The Great British Bake Off Mexican Week Controversy, Explained

Fans of "The Great British Bake Off" tune in each week (or binge-watch entire seasons, courtesy of Netflix) to explore the world of baking, both savory and sweet, judged by restaurateur Prue Leith and baker Paul Hollywood. While early seasons and episodes of the show saw hosts traveling to explore the cultural context and history of eel pies and wedding cakes, the "Bake Off" has in more recent seasons found itself in water far too hot to activate the yeast.

While avid home bakers may watch the show for the goofy hosts as well as the instructive expertise of both the show's contestants and judges, to say there have been some missteps is an understatement. Just last week, in an interview with Insider, two former contestants said the show has a diversity problem, citing the all-white hosts and judges who don't always demonstrate an understanding of foods from other cultures. Though the cast of GBBO has been quite diverse over the years, awkward slips like featuring steamed buns shaped like pandas on a Japanese-themed episode aren't exactly educating the audience about Japanese culture, given that the only pandas that live in Japan are in zoos and on loan from China, per Best of Panda.

And then "Great British Bake Off" aired its Mexican week episode.

Mexican week on The Great British Bake Off was no fiesta

At the beginning of 2022's fourth episode of GBBO, judge Prue Leith waxed poetic about the richness of Mexican cuisine, according to SFGATE. She said, "Mexico is full of vibrancy, color, wonderful food, great flavors, and that's what we expect this week from the bakers." Prue's right, of course. Mexican cuisine is vibrant and diverse, with distinct regional variations.

The episode, itself, was more farce than food exploration, relying on Mexican stereotypes for tasteless jokes, and with little to no attempt to educate either contestants or viewers about Mexican cuisine. Eater London even notes that hosts Noel Fielding and Matt Lucas asked "if Mexico is a real place" and likened it to fictional locations Oz and Xanadu. 

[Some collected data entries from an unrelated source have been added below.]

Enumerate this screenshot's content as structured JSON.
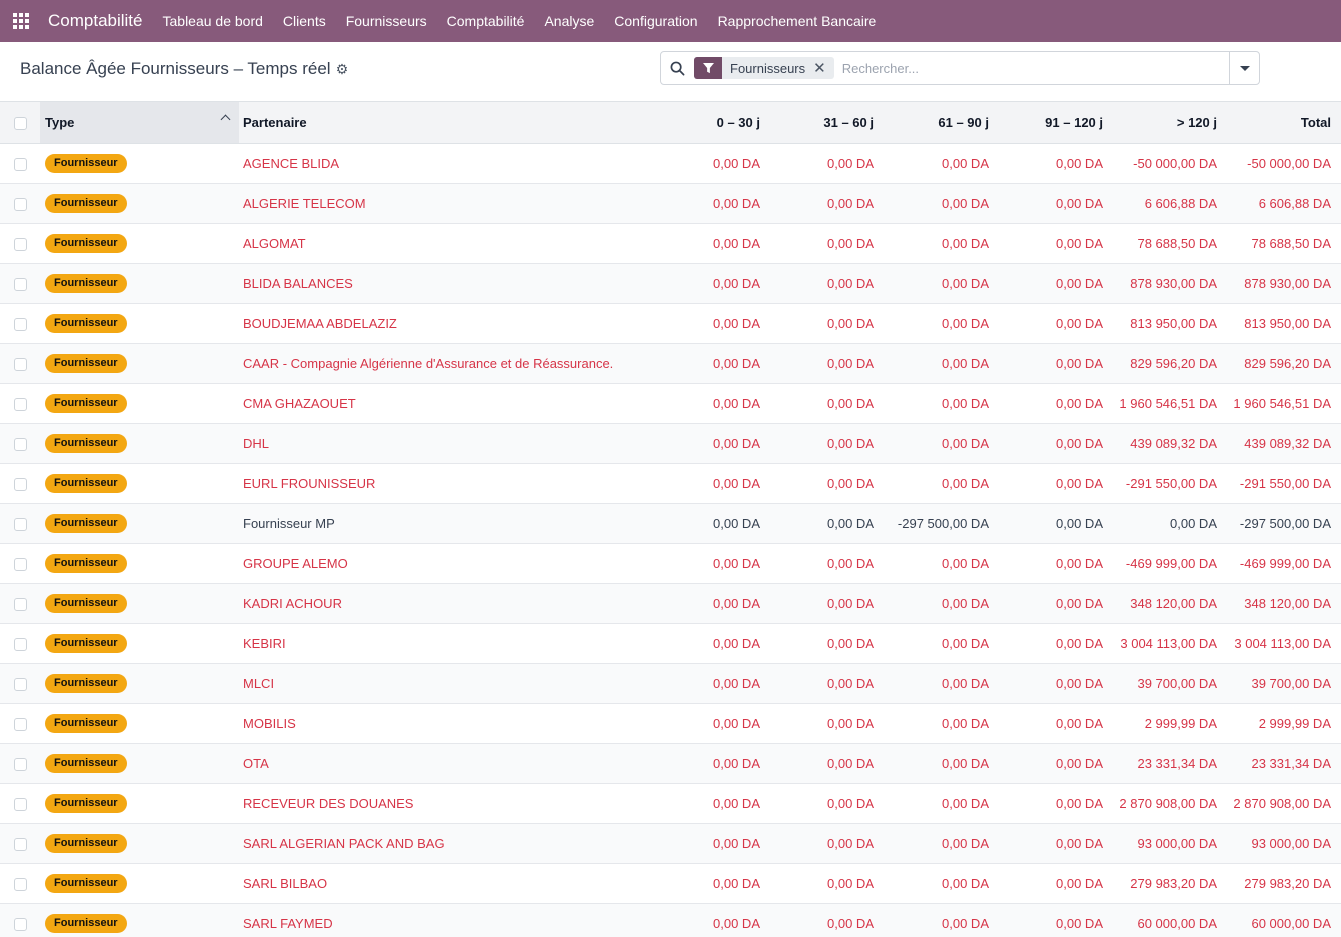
{
  "navbar": {
    "app_name": "Comptabilité",
    "menu": [
      "Tableau de bord",
      "Clients",
      "Fournisseurs",
      "Comptabilité",
      "Analyse",
      "Configuration",
      "Rapprochement Bancaire"
    ]
  },
  "control": {
    "title": "Balance Âgée Fournisseurs – Temps réel",
    "facet_label": "Fournisseurs",
    "search_placeholder": "Rechercher..."
  },
  "table": {
    "headers": {
      "type": "Type",
      "partner": "Partenaire",
      "b0_30": "0 – 30 j",
      "b31_60": "31 – 60 j",
      "b61_90": "61 – 90 j",
      "b91_120": "91 – 120 j",
      "b120": "> 120 j",
      "total": "Total"
    },
    "rows": [
      {
        "type": "Fournisseur",
        "partner": "AGENCE BLIDA",
        "b0": "0,00 DA",
        "b1": "0,00 DA",
        "b2": "0,00 DA",
        "b3": "0,00 DA",
        "b4": "-50 000,00 DA",
        "total": "-50 000,00 DA",
        "red": true
      },
      {
        "type": "Fournisseur",
        "partner": "ALGERIE TELECOM",
        "b0": "0,00 DA",
        "b1": "0,00 DA",
        "b2": "0,00 DA",
        "b3": "0,00 DA",
        "b4": "6 606,88 DA",
        "total": "6 606,88 DA",
        "red": true
      },
      {
        "type": "Fournisseur",
        "partner": "ALGOMAT",
        "b0": "0,00 DA",
        "b1": "0,00 DA",
        "b2": "0,00 DA",
        "b3": "0,00 DA",
        "b4": "78 688,50 DA",
        "total": "78 688,50 DA",
        "red": true
      },
      {
        "type": "Fournisseur",
        "partner": "BLIDA BALANCES",
        "b0": "0,00 DA",
        "b1": "0,00 DA",
        "b2": "0,00 DA",
        "b3": "0,00 DA",
        "b4": "878 930,00 DA",
        "total": "878 930,00 DA",
        "red": true
      },
      {
        "type": "Fournisseur",
        "partner": "BOUDJEMAA ABDELAZIZ",
        "b0": "0,00 DA",
        "b1": "0,00 DA",
        "b2": "0,00 DA",
        "b3": "0,00 DA",
        "b4": "813 950,00 DA",
        "total": "813 950,00 DA",
        "red": true
      },
      {
        "type": "Fournisseur",
        "partner": "CAAR - Compagnie Algérienne d'Assurance et de Réassurance.",
        "b0": "0,00 DA",
        "b1": "0,00 DA",
        "b2": "0,00 DA",
        "b3": "0,00 DA",
        "b4": "829 596,20 DA",
        "total": "829 596,20 DA",
        "red": true
      },
      {
        "type": "Fournisseur",
        "partner": "CMA GHAZAOUET",
        "b0": "0,00 DA",
        "b1": "0,00 DA",
        "b2": "0,00 DA",
        "b3": "0,00 DA",
        "b4": "1 960 546,51 DA",
        "total": "1 960 546,51 DA",
        "red": true
      },
      {
        "type": "Fournisseur",
        "partner": "DHL",
        "b0": "0,00 DA",
        "b1": "0,00 DA",
        "b2": "0,00 DA",
        "b3": "0,00 DA",
        "b4": "439 089,32 DA",
        "total": "439 089,32 DA",
        "red": true
      },
      {
        "type": "Fournisseur",
        "partner": "EURL FROUNISSEUR",
        "b0": "0,00 DA",
        "b1": "0,00 DA",
        "b2": "0,00 DA",
        "b3": "0,00 DA",
        "b4": "-291 550,00 DA",
        "total": "-291 550,00 DA",
        "red": true
      },
      {
        "type": "Fournisseur",
        "partner": "Fournisseur MP",
        "b0": "0,00 DA",
        "b1": "0,00 DA",
        "b2": "-297 500,00 DA",
        "b3": "0,00 DA",
        "b4": "0,00 DA",
        "total": "-297 500,00 DA",
        "red": false
      },
      {
        "type": "Fournisseur",
        "partner": "GROUPE ALEMO",
        "b0": "0,00 DA",
        "b1": "0,00 DA",
        "b2": "0,00 DA",
        "b3": "0,00 DA",
        "b4": "-469 999,00 DA",
        "total": "-469 999,00 DA",
        "red": true
      },
      {
        "type": "Fournisseur",
        "partner": "KADRI ACHOUR",
        "b0": "0,00 DA",
        "b1": "0,00 DA",
        "b2": "0,00 DA",
        "b3": "0,00 DA",
        "b4": "348 120,00 DA",
        "total": "348 120,00 DA",
        "red": true
      },
      {
        "type": "Fournisseur",
        "partner": "KEBIRI",
        "b0": "0,00 DA",
        "b1": "0,00 DA",
        "b2": "0,00 DA",
        "b3": "0,00 DA",
        "b4": "3 004 113,00 DA",
        "total": "3 004 113,00 DA",
        "red": true
      },
      {
        "type": "Fournisseur",
        "partner": "MLCI",
        "b0": "0,00 DA",
        "b1": "0,00 DA",
        "b2": "0,00 DA",
        "b3": "0,00 DA",
        "b4": "39 700,00 DA",
        "total": "39 700,00 DA",
        "red": true
      },
      {
        "type": "Fournisseur",
        "partner": "MOBILIS",
        "b0": "0,00 DA",
        "b1": "0,00 DA",
        "b2": "0,00 DA",
        "b3": "0,00 DA",
        "b4": "2 999,99 DA",
        "total": "2 999,99 DA",
        "red": true
      },
      {
        "type": "Fournisseur",
        "partner": "OTA",
        "b0": "0,00 DA",
        "b1": "0,00 DA",
        "b2": "0,00 DA",
        "b3": "0,00 DA",
        "b4": "23 331,34 DA",
        "total": "23 331,34 DA",
        "red": true
      },
      {
        "type": "Fournisseur",
        "partner": "RECEVEUR DES DOUANES",
        "b0": "0,00 DA",
        "b1": "0,00 DA",
        "b2": "0,00 DA",
        "b3": "0,00 DA",
        "b4": "2 870 908,00 DA",
        "total": "2 870 908,00 DA",
        "red": true
      },
      {
        "type": "Fournisseur",
        "partner": "SARL ALGERIAN PACK AND BAG",
        "b0": "0,00 DA",
        "b1": "0,00 DA",
        "b2": "0,00 DA",
        "b3": "0,00 DA",
        "b4": "93 000,00 DA",
        "total": "93 000,00 DA",
        "red": true
      },
      {
        "type": "Fournisseur",
        "partner": "SARL BILBAO",
        "b0": "0,00 DA",
        "b1": "0,00 DA",
        "b2": "0,00 DA",
        "b3": "0,00 DA",
        "b4": "279 983,20 DA",
        "total": "279 983,20 DA",
        "red": true
      },
      {
        "type": "Fournisseur",
        "partner": "SARL FAYMED",
        "b0": "0,00 DA",
        "b1": "0,00 DA",
        "b2": "0,00 DA",
        "b3": "0,00 DA",
        "b4": "60 000,00 DA",
        "total": "60 000,00 DA",
        "red": true
      }
    ]
  },
  "colors": {
    "navbar": "#875a7b",
    "badge": "#f3a712",
    "overdue_text": "#d63447",
    "facet_icon": "#714b67"
  }
}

From the opening moments of the episode, which Bon Appétit points out saw hosts Fielding and Lucas wearing serapes and sombreros, observing that Mexican jokes were a terrible idea, then proceeding to make one, the show displayed a decided lack of good taste. Given that, as Eater London notes, contestants were tasked with making pan dulce (which the hosts mispronounced) and tacos (which aren't even baked), what were viewers' and critics' responses to the show?

GBBO's Mexican Week was not a hit with viewers

Twitter was abuzz with appalled and sometimes hilarious responses to GBBO's Mexican week. Described by a variety of tweets as "so yikes," "a hot racist mess," "so cringey," and also as "MACRO aggression," viewers were appalled at the lack of cultural insensitivity the show displayed.

Silvio Martins, writing for Bon Appétit, just wasn't having it, explaining, "Not fully understanding Mexican food due to a lack of exposure is understandable. However, actively making insensitive jokes cannot be excused by cultural ignorance. We are not caricatures of poncho-wearing, maraca-shaking banditos. Instead, we are people who deserve common courtesy." Steph Rodriguez, food editor for SFGATE is proud of her Mexican American roots and agreed, writing, "Food is hands down the best way for people to learn about other cultures, not childishly laugh about the sounds of common words like "guacamole" or "pico de gallo."

With a platform and a viewing audience as large as that of GBBO, episodes themed to explore different cultures and locations are a great opportunity to educate judges, hosts, contestants, and viewers alike. GBBO owes the world, and Mexico in particular, an apology.